Online radio stations had cried that they'd go out of business if they didn't get an alternative to the higher royalty rates imposed in 2007 by the Copyright Royalty Board. While they no longer claim that today, they are wincing a bit at the deal.

The previous rate structure started at 0.08 cent per song per listener retroactively to 2006, and rose to 0.19 cent by 2010 which stations claimed would cause them to go under.

Under the new rate scheme larger online services earning more than $1.25 million in revenue must pay whichever is higher; either 25% of gross revenue or 0.093 cent per listener per song. The rates rise each year until they hit 0.14 cent per listener per song by 2015. Webcasters taking in less than $1.25 million per year pay a lower rate; either 7% of expenses or a percentage of revenue starting this year at 12% for the first $250,000.

Subscription services (where people pay a monthly fee to hear music online) must pay rates starting at 0.15 cent per song per subscriber this year, rising to 0.25 cent by 2015.

Online services have an alternative to the new deal by sticking with the Copyright Royalty Board rates, or negotiating rates separately with individual artists and labels, something that I'm sure no one wants to do. Some services like Pandora (who claims they will stream over a billion hours of music this year) will now impose limits on their free users as a result of the ruling to keep their royalty payments in check.

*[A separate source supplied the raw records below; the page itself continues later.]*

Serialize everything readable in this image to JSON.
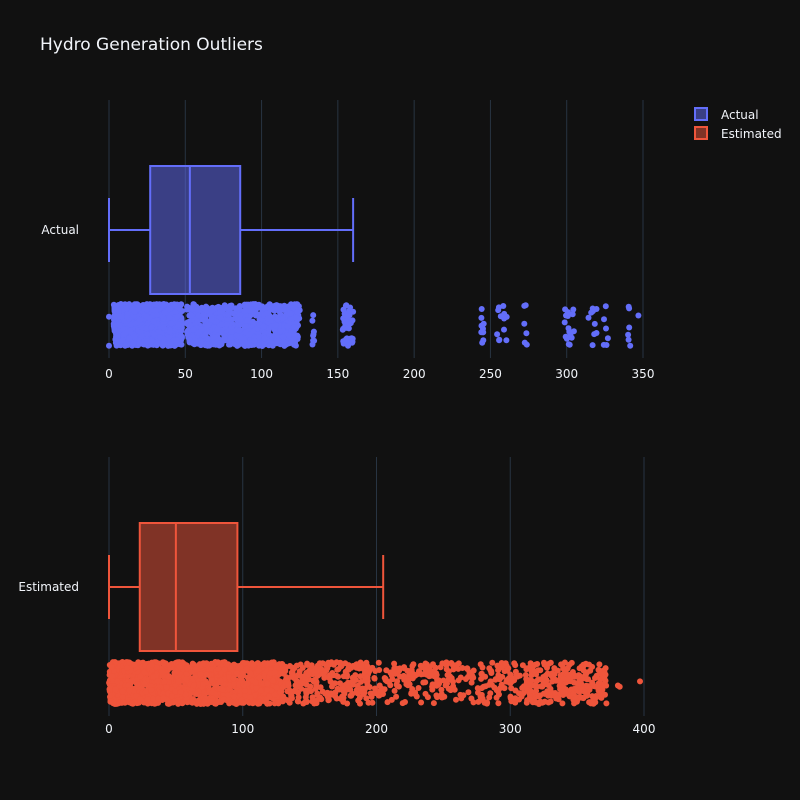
{
  "chart_data": {
    "type": "box",
    "title": "Hydro Generation Outliers",
    "legend": {
      "placement": "top-right",
      "items": [
        "Actual",
        "Estimated"
      ]
    },
    "colors": {
      "Actual": "#636efa",
      "Estimated": "#ef553b",
      "background": "#111111",
      "grid": "#283442",
      "text": "#f2f5fa"
    },
    "grid": true,
    "orientation": "horizontal",
    "panels": [
      {
        "series": "Actual",
        "category_label": "Actual",
        "xlim": [
          0,
          350
        ],
        "ticks": [
          "0",
          "50",
          "100",
          "150",
          "200",
          "250",
          "300",
          "350"
        ],
        "tick_values": [
          0,
          50,
          100,
          150,
          200,
          250,
          300,
          350
        ],
        "stats": {
          "min": 0,
          "q1": 27,
          "median": 53,
          "q3": 86,
          "upper_fence": 160
        },
        "point_clusters": [
          {
            "from": 0,
            "to": 0,
            "count": 2
          },
          {
            "from": 3,
            "to": 48,
            "count": 900
          },
          {
            "from": 51,
            "to": 125,
            "count": 700
          },
          {
            "from": 133,
            "to": 135,
            "count": 8
          },
          {
            "from": 153,
            "to": 160,
            "count": 40
          },
          {
            "from": 244,
            "to": 246,
            "count": 10
          },
          {
            "from": 253,
            "to": 261,
            "count": 14
          },
          {
            "from": 272,
            "to": 274,
            "count": 6
          },
          {
            "from": 298,
            "to": 305,
            "count": 16
          },
          {
            "from": 313,
            "to": 320,
            "count": 10
          },
          {
            "from": 324,
            "to": 327,
            "count": 6
          },
          {
            "from": 340,
            "to": 342,
            "count": 6
          },
          {
            "from": 347,
            "to": 347,
            "count": 1
          }
        ]
      },
      {
        "series": "Estimated",
        "category_label": "Estimated",
        "xlim": [
          0,
          400
        ],
        "ticks": [
          "0",
          "100",
          "200",
          "300",
          "400"
        ],
        "tick_values": [
          0,
          100,
          200,
          300,
          400
        ],
        "stats": {
          "min": 0,
          "q1": 23,
          "median": 50,
          "q3": 96,
          "upper_fence": 205
        },
        "point_clusters": [
          {
            "from": 0,
            "to": 130,
            "count": 1400
          },
          {
            "from": 130,
            "to": 200,
            "count": 260
          },
          {
            "from": 200,
            "to": 300,
            "count": 220
          },
          {
            "from": 300,
            "to": 372,
            "count": 280
          },
          {
            "from": 380,
            "to": 382,
            "count": 2
          },
          {
            "from": 397,
            "to": 397,
            "count": 1
          }
        ]
      }
    ]
  }
}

This agreement is a compromise that's good for everyone. The artists and labels get paid and the online broadcast services aren't crippled so much by the rate increase that they can't stay in business. It'll be interesting to see who ultimately gets the bulk of the money - the artist or the label.

Getting more popular all the time, about 42 million Americans tune into online radio each week, which is up from 19 million in 2004, according to the media research companies Arbitron Inc. and Edison Research Inc.